The second movement is a soprano aria with oboe da caccia, a transposition of the bass and violin pairing of BWV 59. The new arrangement lends a "childlike openness" to the movement. It is in F major and common time.

The third movement is a short alto recitative of only seven measures. It is characterized by the diminished chord which concludes the vocal line before the final cadence.

The bass aria uses "sequences of 'treading' quavers in the continuo line" to suggest a stepping motion. The movement concludes with a long vocal melisma. The movement is in E minor.

The piece then moves into a technically demanding tenor aria dominated by swirling string lines. The movement is in a combined ternary and ritornello form, adopting a heavy emphasis on the words komm and eilet ("come" and "hasten"), and concludes with a modulation to a minor key and darker harmonies.

The bass recitative, like the earlier alto, is rather short and simple in comparison to the arias. It employs an unusual accompaniment of three oboes. The recitative modulates from E minor to C major.

The seventh movement, an alto aria, has unusually dense texture and rich scoring. It opens with a fanfare-like ritornello followed by long melismatic passages with repeated notes in the instrumental parts. The short middle section moves to a less dense accompaniment and a minor key, with a "manic chortling" of triplets on the word lache ("laugh").
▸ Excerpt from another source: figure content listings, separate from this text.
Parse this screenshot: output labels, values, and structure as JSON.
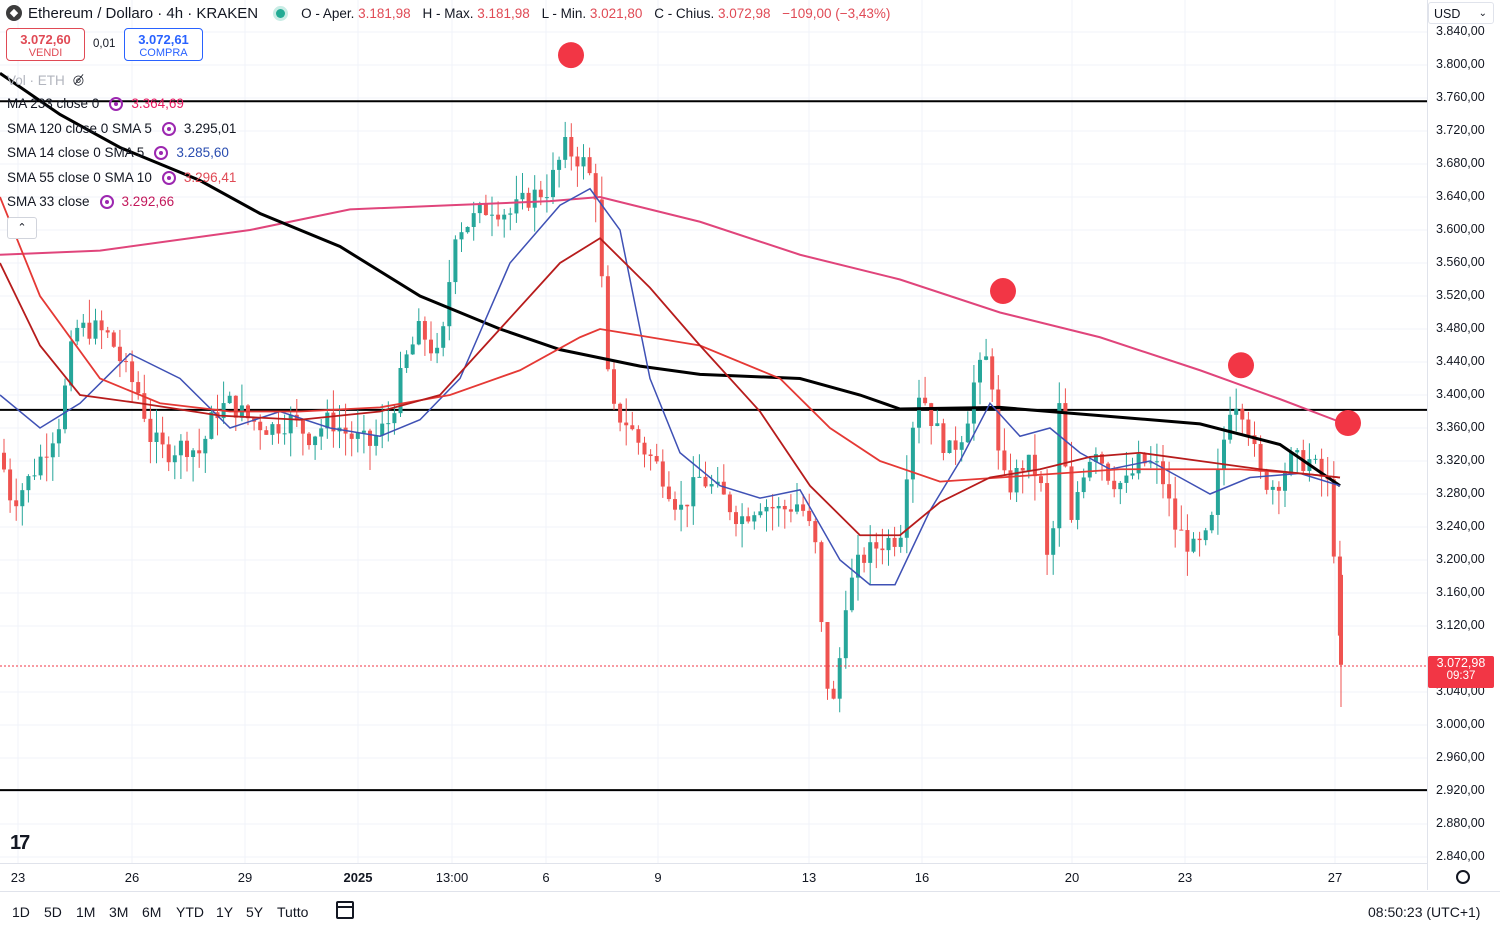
{
  "header": {
    "symbol": "Ethereum / Dollaro · 4h · KRAKEN",
    "ohlc": [
      {
        "k": "O - Aper.",
        "v": "3.181,98"
      },
      {
        "k": "H - Max.",
        "v": "3.181,98"
      },
      {
        "k": "L - Min.",
        "v": "3.021,80"
      },
      {
        "k": "C - Chius.",
        "v": "3.072,98"
      },
      {
        "k": "",
        "v": "−109,00 (−3,43%)"
      }
    ]
  },
  "trade": {
    "sell_price": "3.072,60",
    "sell_label": "VENDI",
    "spread": "0,01",
    "buy_price": "3.072,61",
    "buy_label": "COMPRA"
  },
  "indicators": [
    {
      "label": "Vol · ETH",
      "value": ""
    },
    {
      "label": "MA 233 close 0",
      "value": "3.364,69",
      "color": "#e91e63"
    },
    {
      "label": "SMA 120 close 0 SMA 5",
      "value": "3.295,01",
      "color": "#131722"
    },
    {
      "label": "SMA 14 close 0 SMA 5",
      "value": "3.285,60",
      "color": "#2a4db0"
    },
    {
      "label": "SMA 55 close 0 SMA 10",
      "value": "3.296,41",
      "color": "#e04a55"
    },
    {
      "label": "SMA 33 close",
      "value": "3.292,66",
      "color": "#c2185b"
    }
  ],
  "y_axis": {
    "currency": "USD",
    "labels": [
      "3.840,00",
      "3.800,00",
      "3.760,00",
      "3.720,00",
      "3.680,00",
      "3.640,00",
      "3.600,00",
      "3.560,00",
      "3.520,00",
      "3.480,00",
      "3.440,00",
      "3.400,00",
      "3.360,00",
      "3.320,00",
      "3.280,00",
      "3.240,00",
      "3.200,00",
      "3.160,00",
      "3.120,00",
      "3.040,00",
      "3.000,00",
      "2.960,00",
      "2.920,00",
      "2.880,00",
      "2.840,00"
    ],
    "last_price": "3.072,98",
    "countdown": "09:37"
  },
  "x_axis": {
    "labels": [
      "23",
      "26",
      "29",
      "2025",
      "13:00",
      "6",
      "9",
      "13",
      "16",
      "20",
      "23",
      "27"
    ]
  },
  "range_buttons": [
    "1D",
    "5D",
    "1M",
    "3M",
    "6M",
    "YTD",
    "1Y",
    "5Y",
    "Tutto"
  ],
  "clock": "08:50:23 (UTC+1)",
  "colors": {
    "up": "#26a69a",
    "down": "#ef5350",
    "ma233": "#e0457b",
    "sma120": "#000000",
    "sma14": "#3f51b5",
    "sma55": "#e53935",
    "sma33": "#b71c1c"
  },
  "chart_data": {
    "type": "candlestick",
    "interval": "4h",
    "ylim": [
      2820,
      3845
    ],
    "x": [
      "23",
      "26",
      "29",
      "2025",
      "13:00",
      "6",
      "9",
      "13",
      "16",
      "20",
      "23",
      "27"
    ],
    "horizontal_lines": [
      3756,
      3382,
      2921
    ],
    "markers": [
      {
        "x": "6",
        "y": 3812
      },
      {
        "x": "16",
        "y": 3526
      },
      {
        "x": "23",
        "y": 3436
      },
      {
        "x": "27",
        "y": 3366
      }
    ],
    "last_candle": {
      "open": 3181.98,
      "high": 3181.98,
      "low": 3021.8,
      "close": 3072.98
    }
  }
}
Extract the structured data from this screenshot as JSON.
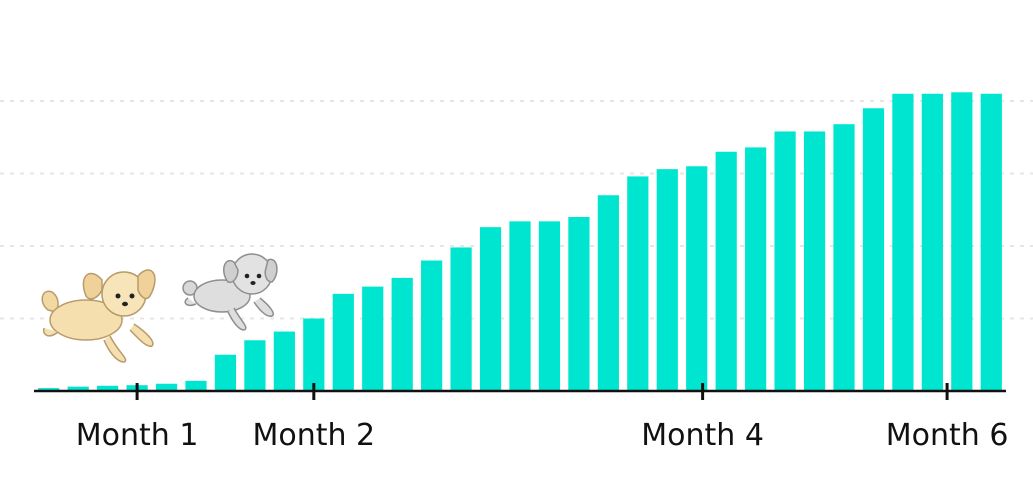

The closing chorale is a four-part setting of the melody of "Kommt her zu mir, spricht Gottes Sohn". It is in a minor key, creating a sombre mood.

== Recordings ==
- Ton Koopman, Amsterdam Baroque Orchestra & Choir, Bogna Bartosz, Christoph Prégardien, Klaus Mertens, J. S. Bach: Complete Cantatas Vol. 14, Antoine Marchand 2001
- Gächinger Kantorei / Bach-Collegium Stuttgart. Die Bach Kantate. Hänssler, 1972.
- Monteverdi Choir / English Baroque Soloists. J. S. Bach: Whitsun Cantatas. Archiv Produktion, 1999.
- Nederlands Vocaal Ensemble / Deutsche Bachsolisten. Bach: 13 Sacred Cantatas & 13 Sinfonias. Philips, 1972.